Congress created “Special 301” when it passed the Omnibus Trade and Competitive Act of 1988, which amended the Trade Act of 1974. This requires a US trade representative to identify those countries that deny adequate and effective protection for IP rights or deny fair and equitable market access for those who rely on IP protection. Countries with the most onerous or egregious acts, policies, or practices and the greatest adverse effects on relevant US products risk having trade sanctions levied against them.


Hollywood redefined itself as a clearing-house for intellectual property, not a factory for making movies. The marketplace is loudly proclaiming the failure of the present pharmaceutical business model, and Big Pharma’s efforts to maintain the status quo will likely fail. Wall Street can’t drive the needed change because it doesn’t really understand the drug industry — only learns about it from industry spokespersons, and analysts unanimously value the old model. Perhaps some forward-thinking analysts will “get it” and calculate the potential of a collective financially as well as socially. With their initiative, a forward-thinking pharmaceutical company could recognize the potential and lead us into the future (see the “Lilly” box). The new business would be at least as profitable as the old one, but the “product” on offer would be very different.
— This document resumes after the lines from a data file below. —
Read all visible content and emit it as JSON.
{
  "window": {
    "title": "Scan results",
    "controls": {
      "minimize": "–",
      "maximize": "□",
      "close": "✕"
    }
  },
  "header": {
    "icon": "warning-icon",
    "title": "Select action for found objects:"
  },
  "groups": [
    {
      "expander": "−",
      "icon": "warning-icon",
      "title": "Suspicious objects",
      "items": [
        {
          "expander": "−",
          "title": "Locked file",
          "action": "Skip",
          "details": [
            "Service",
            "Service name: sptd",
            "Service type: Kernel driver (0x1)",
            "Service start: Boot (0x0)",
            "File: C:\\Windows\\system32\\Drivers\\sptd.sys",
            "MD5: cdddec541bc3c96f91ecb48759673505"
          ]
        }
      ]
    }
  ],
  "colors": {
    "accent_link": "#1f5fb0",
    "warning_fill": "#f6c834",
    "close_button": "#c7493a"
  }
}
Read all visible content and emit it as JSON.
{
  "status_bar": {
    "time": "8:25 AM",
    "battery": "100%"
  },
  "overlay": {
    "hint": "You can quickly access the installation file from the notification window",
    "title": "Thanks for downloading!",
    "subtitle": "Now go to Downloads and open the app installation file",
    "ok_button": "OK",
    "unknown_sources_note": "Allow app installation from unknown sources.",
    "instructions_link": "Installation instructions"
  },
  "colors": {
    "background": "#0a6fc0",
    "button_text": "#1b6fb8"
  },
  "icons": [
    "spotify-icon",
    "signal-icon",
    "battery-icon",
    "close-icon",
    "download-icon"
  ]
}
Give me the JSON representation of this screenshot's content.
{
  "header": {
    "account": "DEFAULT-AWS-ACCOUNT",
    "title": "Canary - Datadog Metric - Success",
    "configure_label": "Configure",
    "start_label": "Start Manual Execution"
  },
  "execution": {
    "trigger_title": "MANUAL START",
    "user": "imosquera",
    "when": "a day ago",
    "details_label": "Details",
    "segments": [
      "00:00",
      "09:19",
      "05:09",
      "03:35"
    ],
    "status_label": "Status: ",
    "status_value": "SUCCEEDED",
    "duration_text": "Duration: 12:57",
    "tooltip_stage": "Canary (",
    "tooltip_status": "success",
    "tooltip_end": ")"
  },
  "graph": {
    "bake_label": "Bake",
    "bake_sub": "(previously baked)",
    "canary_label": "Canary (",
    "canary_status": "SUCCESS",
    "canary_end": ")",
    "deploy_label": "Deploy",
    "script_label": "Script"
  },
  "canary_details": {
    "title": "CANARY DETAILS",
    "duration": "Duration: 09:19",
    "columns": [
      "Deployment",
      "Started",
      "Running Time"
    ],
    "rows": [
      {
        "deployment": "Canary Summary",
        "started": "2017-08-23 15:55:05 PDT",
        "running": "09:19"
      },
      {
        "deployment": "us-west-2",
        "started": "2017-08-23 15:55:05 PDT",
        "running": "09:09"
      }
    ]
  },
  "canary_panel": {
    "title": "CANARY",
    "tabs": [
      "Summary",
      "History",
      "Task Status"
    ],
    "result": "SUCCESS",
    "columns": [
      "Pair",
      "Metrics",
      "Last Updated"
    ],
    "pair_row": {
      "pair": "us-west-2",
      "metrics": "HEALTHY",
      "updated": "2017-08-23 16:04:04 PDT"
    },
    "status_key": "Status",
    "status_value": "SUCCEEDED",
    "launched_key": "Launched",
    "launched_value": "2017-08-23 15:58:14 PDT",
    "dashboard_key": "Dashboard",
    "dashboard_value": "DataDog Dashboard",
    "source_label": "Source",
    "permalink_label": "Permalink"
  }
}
On 7 August, The Wall Street Journal reported, “In a move aimed at delivering new medicines to market more quickly and cheaply, Eli Lilly & Co. struck a $1.6 billion deal with … Covance Inc.” The drugmaker “hopes Covance’s expertise in conducting drug trials will shave months off [its] early stage product-development timeline, which could help it make faster decisions about whether to kill a compound or prioritize its development.”

According to the Associated Press on the same day, “Covance will pay $50 million for Lilly’s 450-acre drug development campus in Greenfield, IN, while offering employment to about 260 Lilly employees.” The New Jersey–based company “will use the site to provide mostly early stage clinical trial work to Lilly as part of the 10-year contract. Covance also will do mid- and late-stage work and use the site to help other biotech and pharmaceutical companies.”

It appears that Lilly may be executing the strategy we advocate here. We circulated this years ago at the high levels of a now defunct pharmaceutical company before its demise. However, once an idea is shared, it never can be extinguished. People move around and take what they learn along with them. Will you be next?